See, the thing about the tabernacle is it had no outward adorning. It’s very, very interesting. You’ll see that in a minute. It was a very unattractive, drab looking structure from outside, deliberately designed to be that way. But when you got inside it was dazzling.

“...and of wearing of gold, or of putting on of apparel; but let it be the hidden man of the heart, in that which is not corruptible, even the ornament of a meek and quiet spirit, which is in the sight of God of great price.”

That’s the fine linen embroidered with the cherubims. That’s the ornament of a meek and quiet spirit.

Now listen ladies, if you keep quiet for a moment I want to ask the men a question. How many of you men believe that a man should have a meek and quiet spirit? I certainly do. We are rather prone to tell our wives they need a meek and quiet spirit. There’s nothing in the Bible that says a man doesn’t need that. That’s spiritual beauty, male or female.

All right, going back to the covering of the tabernacle. We’ve come to the inner thing, the fine linen beautifully embroidered. Now go on to verse 7, the next covering was:

“Thou shalt make curtains of goats’ hair...”

That’s very different, isn’t it? Goats’ hair is coarse, strong, but not beautiful. The goats’ hair represents the old Adam, the goat in you and me. You know there’s a goat that lives inside you? Have you ever been in a country where they pastured sheep and goats. Have you ever noticed the different behavior of the sheep and the goats? You know that the Dead Sea Scrolls were discovered by a goat which strayed away and got up into a cave? A sheep would never have got up there. But there’s a goat nature in every sinner that makes him stray and wander and want his own way. It’s called the old Adam. And here it is in the covering of the tabernacle. But underneath it is something of dazzling beauty and above it, now listen, above it in verse 14:

“Thou shalt make a covering for the tent of rams’ skins dyed red...”

What does the red typify? The shed blood of Jesus. The ram, the prince, the sinner substitute. So the old Adamic nature is covered from in and out. From inside it’s covered by the spiritual beauty of the new creation. Outside it’s covered by the atoning sacrifice of Jesus. Our old man was crucified in him. And if you keep the old man between the fine linen and the rams’ skins, he’s all right. If you let him get out of his place, he’s still a goat.

Then finally, on top of it all, the badgers’ or seals’ skin, though there’s no unanimity as to what type of animal that was. There’s no beauty, it’s very strong but it’s a rugged exterior. So to find out what it’s like you have to go inside.

Now, this total area, I believe, represents what the Bible calls the heart. There are two compartments to the heart: the spirit and the soul. But in one or other passage of the Bible somewhere you can find every function, spirit and soul, designated by the word heart. The heart is the inner man not visible except to the Lord.
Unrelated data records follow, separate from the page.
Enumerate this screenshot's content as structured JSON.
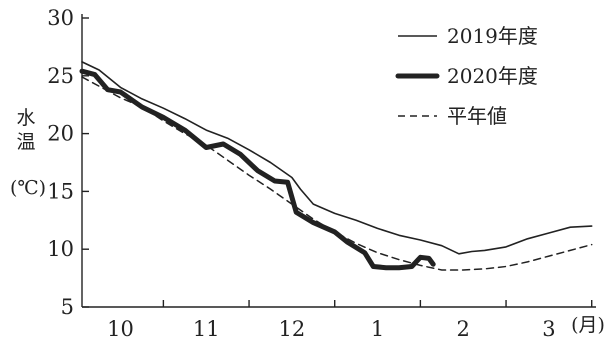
{
  "chart_data": {
    "type": "line",
    "ylabel": [
      "水",
      "温"
    ],
    "yunit": "(℃)",
    "xunit": "(月)",
    "ylim": [
      5,
      30
    ],
    "yticks": [
      5,
      10,
      15,
      20,
      25,
      30
    ],
    "xlim": [
      9.55,
      3.55
    ],
    "month_ticks": [
      {
        "label": "10",
        "pos": 10.0
      },
      {
        "label": "11",
        "pos": 11.0
      },
      {
        "label": "12",
        "pos": 12.0
      },
      {
        "label": "1",
        "pos": 13.0
      },
      {
        "label": "2",
        "pos": 14.0
      },
      {
        "label": "3",
        "pos": 15.0
      }
    ],
    "legend_position": "top-right",
    "series": [
      {
        "name": "2019年度",
        "style": "thin",
        "color": "#222222",
        "points": [
          [
            9.55,
            26.2
          ],
          [
            9.75,
            25.5
          ],
          [
            10.0,
            24.0
          ],
          [
            10.25,
            23.0
          ],
          [
            10.5,
            22.2
          ],
          [
            10.75,
            21.3
          ],
          [
            11.0,
            20.3
          ],
          [
            11.25,
            19.6
          ],
          [
            11.5,
            18.6
          ],
          [
            11.75,
            17.5
          ],
          [
            12.0,
            16.2
          ],
          [
            12.1,
            15.2
          ],
          [
            12.25,
            13.9
          ],
          [
            12.5,
            13.1
          ],
          [
            12.75,
            12.5
          ],
          [
            13.0,
            11.8
          ],
          [
            13.25,
            11.2
          ],
          [
            13.5,
            10.8
          ],
          [
            13.75,
            10.3
          ],
          [
            13.95,
            9.6
          ],
          [
            14.1,
            9.8
          ],
          [
            14.25,
            9.9
          ],
          [
            14.5,
            10.2
          ],
          [
            14.75,
            10.9
          ],
          [
            15.0,
            11.4
          ],
          [
            15.25,
            11.9
          ],
          [
            15.5,
            12.0
          ]
        ]
      },
      {
        "name": "2020年度",
        "style": "bold",
        "color": "#222222",
        "points": [
          [
            9.55,
            25.4
          ],
          [
            9.7,
            25.1
          ],
          [
            9.85,
            23.8
          ],
          [
            10.0,
            23.6
          ],
          [
            10.25,
            22.3
          ],
          [
            10.5,
            21.4
          ],
          [
            10.75,
            20.3
          ],
          [
            11.0,
            18.8
          ],
          [
            11.2,
            19.1
          ],
          [
            11.4,
            18.2
          ],
          [
            11.6,
            16.8
          ],
          [
            11.8,
            15.9
          ],
          [
            11.95,
            15.8
          ],
          [
            12.05,
            13.2
          ],
          [
            12.25,
            12.3
          ],
          [
            12.5,
            11.5
          ],
          [
            12.65,
            10.6
          ],
          [
            12.85,
            9.7
          ],
          [
            12.95,
            8.5
          ],
          [
            13.1,
            8.4
          ],
          [
            13.25,
            8.4
          ],
          [
            13.4,
            8.5
          ],
          [
            13.5,
            9.3
          ],
          [
            13.6,
            9.2
          ],
          [
            13.65,
            8.7
          ]
        ]
      },
      {
        "name": "平年値",
        "style": "dashed",
        "color": "#222222",
        "points": [
          [
            9.55,
            24.9
          ],
          [
            9.75,
            24.1
          ],
          [
            10.0,
            23.1
          ],
          [
            10.25,
            22.3
          ],
          [
            10.5,
            21.1
          ],
          [
            10.75,
            20.0
          ],
          [
            11.0,
            19.0
          ],
          [
            11.25,
            17.7
          ],
          [
            11.5,
            16.4
          ],
          [
            11.75,
            15.2
          ],
          [
            12.0,
            13.9
          ],
          [
            12.25,
            12.6
          ],
          [
            12.5,
            11.5
          ],
          [
            12.75,
            10.5
          ],
          [
            13.0,
            9.7
          ],
          [
            13.25,
            9.1
          ],
          [
            13.5,
            8.6
          ],
          [
            13.75,
            8.2
          ],
          [
            14.0,
            8.2
          ],
          [
            14.25,
            8.3
          ],
          [
            14.5,
            8.5
          ],
          [
            14.75,
            8.9
          ],
          [
            15.0,
            9.4
          ],
          [
            15.25,
            9.9
          ],
          [
            15.5,
            10.4
          ]
        ]
      }
    ]
  }
}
Because man looked on the outward appearance, the Lord looks inside. 1Samuel 16:7.

Let’s stand to our feet and just praise the Lord in closing prayer. “Thank you, Jesus. Praise your wonderful name. We thank you Lord. We praise you. We give you the glory, the honor and the praise. Hallelujah. Praise your name. Thank you, Jesus.”
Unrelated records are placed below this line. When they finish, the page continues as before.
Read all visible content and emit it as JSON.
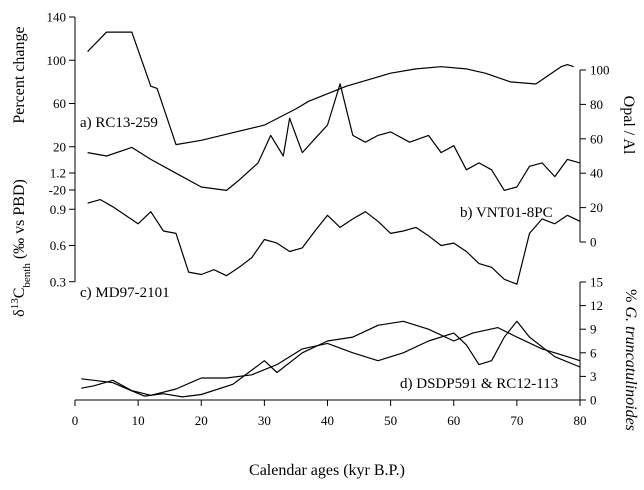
{
  "chart_data": {
    "type": "line",
    "xlabel": "Calendar ages (kyr B.P.)",
    "xlim": [
      0,
      80
    ],
    "xticks": [
      "0",
      "10",
      "20",
      "30",
      "40",
      "50",
      "60",
      "70",
      "80"
    ],
    "panels": [
      {
        "label": "a) RC13-259",
        "ylabel": "Percent change",
        "ylim": [
          -20,
          140
        ],
        "yticks": [
          "-20",
          "20",
          "60",
          "100",
          "140"
        ],
        "axis_side": "left",
        "series": [
          {
            "x": [
              2,
              5,
              9,
              12,
              13,
              16,
              20,
              25,
              30,
              35,
              37,
              43,
              50,
              54,
              58,
              62,
              65,
              69,
              73,
              77,
              78,
              79
            ],
            "y": [
              108,
              126,
              126,
              76,
              74,
              22,
              26,
              33,
              40,
              55,
              62,
              76,
              88,
              92,
              94,
              92,
              88,
              80,
              78,
              94,
              96,
              94
            ]
          }
        ]
      },
      {
        "label": "b) VNT01-8PC",
        "ylabel": "Opal / Al",
        "ylim": [
          0,
          100
        ],
        "yticks": [
          "0",
          "20",
          "40",
          "60",
          "80",
          "100"
        ],
        "axis_side": "right",
        "series": [
          {
            "x": [
              2,
              5,
              9,
              12,
              16,
              20,
              24,
              26,
              29,
              31,
              33,
              34,
              36,
              38,
              40,
              42,
              44,
              46,
              48,
              50,
              53,
              56,
              58,
              60,
              62,
              64,
              66,
              68,
              70,
              72,
              74,
              76,
              78,
              80
            ],
            "y": [
              52,
              50,
              55,
              48,
              40,
              32,
              30,
              36,
              46,
              62,
              50,
              72,
              52,
              60,
              68,
              92,
              62,
              58,
              62,
              64,
              58,
              62,
              52,
              56,
              42,
              46,
              42,
              30,
              32,
              44,
              46,
              38,
              48,
              46
            ]
          }
        ]
      },
      {
        "label": "c) MD97-2101",
        "ylabel": "δ13C benth (‰ vs PBD)",
        "ylim": [
          0.0,
          1.2
        ],
        "yticks": [
          "0.3",
          "0.6",
          "0.9",
          "1.2"
        ],
        "axis_side": "left",
        "series": [
          {
            "x": [
              2,
              4,
              6,
              8,
              10,
              12,
              14,
              16,
              18,
              20,
              22,
              24,
              26,
              28,
              30,
              32,
              34,
              36,
              38,
              40,
              42,
              44,
              46,
              48,
              50,
              52,
              54,
              56,
              58,
              60,
              62,
              64,
              66,
              68,
              70,
              72,
              74,
              76,
              78,
              80
            ],
            "y": [
              0.95,
              0.98,
              0.92,
              0.85,
              0.78,
              0.88,
              0.72,
              0.7,
              0.38,
              0.36,
              0.4,
              0.35,
              0.42,
              0.5,
              0.65,
              0.62,
              0.55,
              0.58,
              0.72,
              0.85,
              0.75,
              0.82,
              0.88,
              0.8,
              0.7,
              0.72,
              0.75,
              0.68,
              0.6,
              0.62,
              0.55,
              0.45,
              0.42,
              0.32,
              0.28,
              0.7,
              0.82,
              0.78,
              0.85,
              0.8
            ]
          }
        ]
      },
      {
        "label": "d) DSDP591 & RC12-113",
        "ylabel": "% G. truncatulinoides",
        "ylim": [
          0,
          15
        ],
        "yticks": [
          "0",
          "3",
          "6",
          "9",
          "12",
          "15"
        ],
        "axis_side": "right",
        "series": [
          {
            "x": [
              1,
              3,
              6,
              8,
              11,
              14,
              17,
              20,
              25,
              28,
              30,
              32,
              36,
              40,
              44,
              48,
              52,
              56,
              60,
              63,
              67,
              70,
              74,
              78,
              80
            ],
            "y": [
              2.7,
              2.5,
              2.2,
              1.5,
              0.5,
              0.8,
              0.4,
              0.7,
              2.0,
              3.8,
              5.0,
              3.5,
              6.0,
              7.5,
              8.0,
              9.5,
              10.0,
              9.0,
              7.5,
              8.5,
              9.2,
              8.0,
              6.5,
              5.5,
              5.0
            ]
          },
          {
            "x": [
              1,
              3,
              6,
              9,
              12,
              16,
              20,
              24,
              28,
              32,
              36,
              40,
              44,
              48,
              52,
              56,
              60,
              62,
              64,
              66,
              68,
              70,
              72,
              76,
              80
            ],
            "y": [
              1.5,
              1.8,
              2.5,
              1.2,
              0.6,
              1.4,
              2.8,
              2.8,
              3.2,
              4.5,
              6.5,
              7.2,
              6.0,
              5.0,
              6.0,
              7.5,
              8.5,
              7.0,
              4.5,
              5.0,
              8.0,
              10.0,
              8.0,
              5.5,
              4.2
            ]
          }
        ]
      }
    ]
  }
}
Let’s worship the Lord in the Spirit quietly and reverently. But let everybody worship. “We praise you Jesus. We praise your name, Lord. Glory and honor and power be unto him that sitteth on the throne and to the Lamb for ever and ever. Thank you, Lord. We bless your name Lord. We thank you, we praise you, we bless you. Hallelujah, glory to your name. Praise your wonderful name. Forever and ever and ever thou art to be praised. Amen.”
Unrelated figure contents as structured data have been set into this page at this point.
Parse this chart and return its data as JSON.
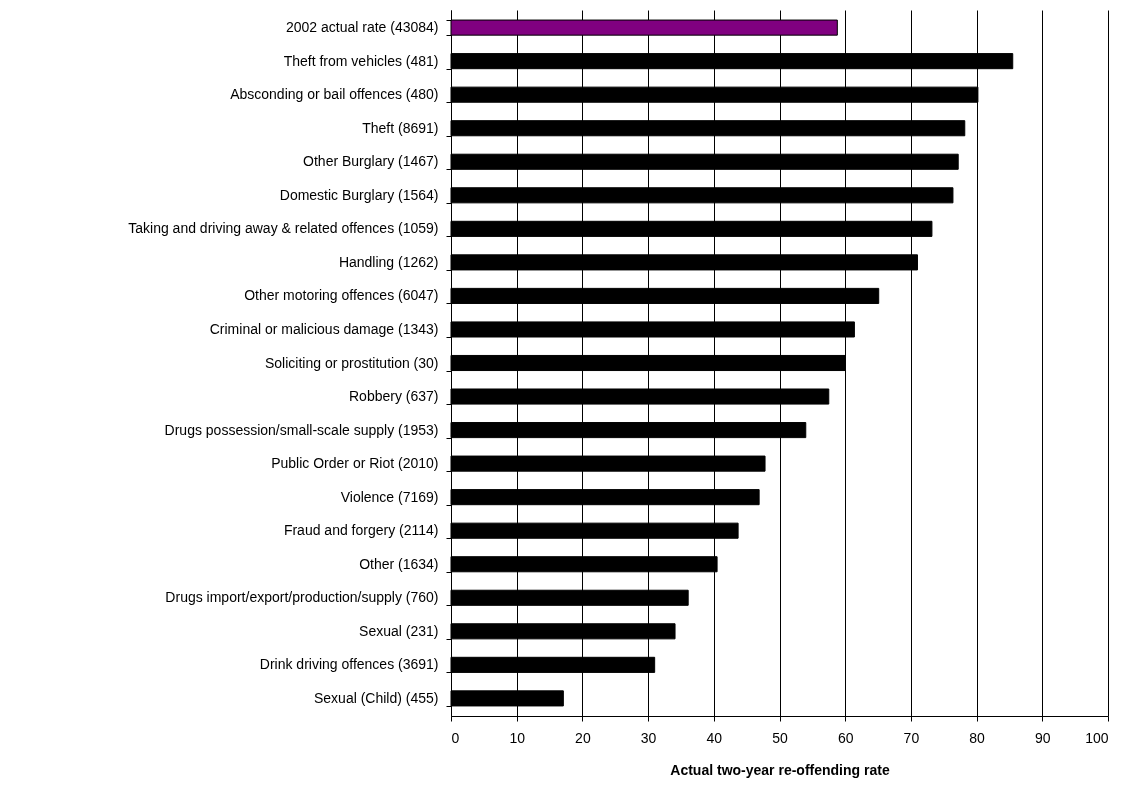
{
  "chart_data": {
    "type": "bar",
    "orientation": "horizontal",
    "xlabel": "Actual two-year re-offending rate",
    "categories": [
      "2002 actual rate (43084)",
      "Theft from vehicles (481)",
      "Absconding or bail offences (480)",
      "Theft (8691)",
      "Other Burglary (1467)",
      "Domestic Burglary (1564)",
      "Taking and driving away & related offences (1059)",
      "Handling (1262)",
      "Other motoring offences (6047)",
      "Criminal or malicious damage (1343)",
      "Soliciting or prostitution (30)",
      "Robbery (637)",
      "Drugs possession/small-scale supply (1953)",
      "Public Order or Riot (2010)",
      "Violence (7169)",
      "Fraud and forgery (2114)",
      "Other (1634)",
      "Drugs import/export/production/supply (760)",
      "Sexual (231)",
      "Drink driving offences (3691)",
      "Sexual (Child) (455)"
    ],
    "values": [
      58.8,
      85.5,
      80.2,
      78.2,
      77.2,
      76.4,
      73.2,
      71.0,
      65.1,
      61.4,
      60.0,
      57.5,
      54.0,
      47.8,
      46.9,
      43.7,
      40.5,
      36.1,
      34.1,
      31.0,
      17.1
    ],
    "colors": [
      "#800080",
      "#000000",
      "#000000",
      "#000000",
      "#000000",
      "#000000",
      "#000000",
      "#000000",
      "#000000",
      "#000000",
      "#000000",
      "#000000",
      "#000000",
      "#000000",
      "#000000",
      "#000000",
      "#000000",
      "#000000",
      "#000000",
      "#000000",
      "#000000"
    ],
    "xlim": [
      0,
      100
    ],
    "xticks": [
      0,
      10,
      20,
      30,
      40,
      50,
      60,
      70,
      80,
      90,
      100
    ],
    "grid": "x"
  }
}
“Father, I thank you for your people here this afternoon. I thank you for such a large number of people that just want to know what your word has to say. Bless every word of truth that was imparted this afternoon. Let it not return unto you void, Lord. Let it accomplish your pleasure. Let it work effectually in every one that believes it. We commend your word to you that the Holy Spirit shall use it to work out your perfect will in the lives of each of your children. That we may indeed go on unto perfection. In Jesus’ name.” And all God’s people said Amen. God bless you.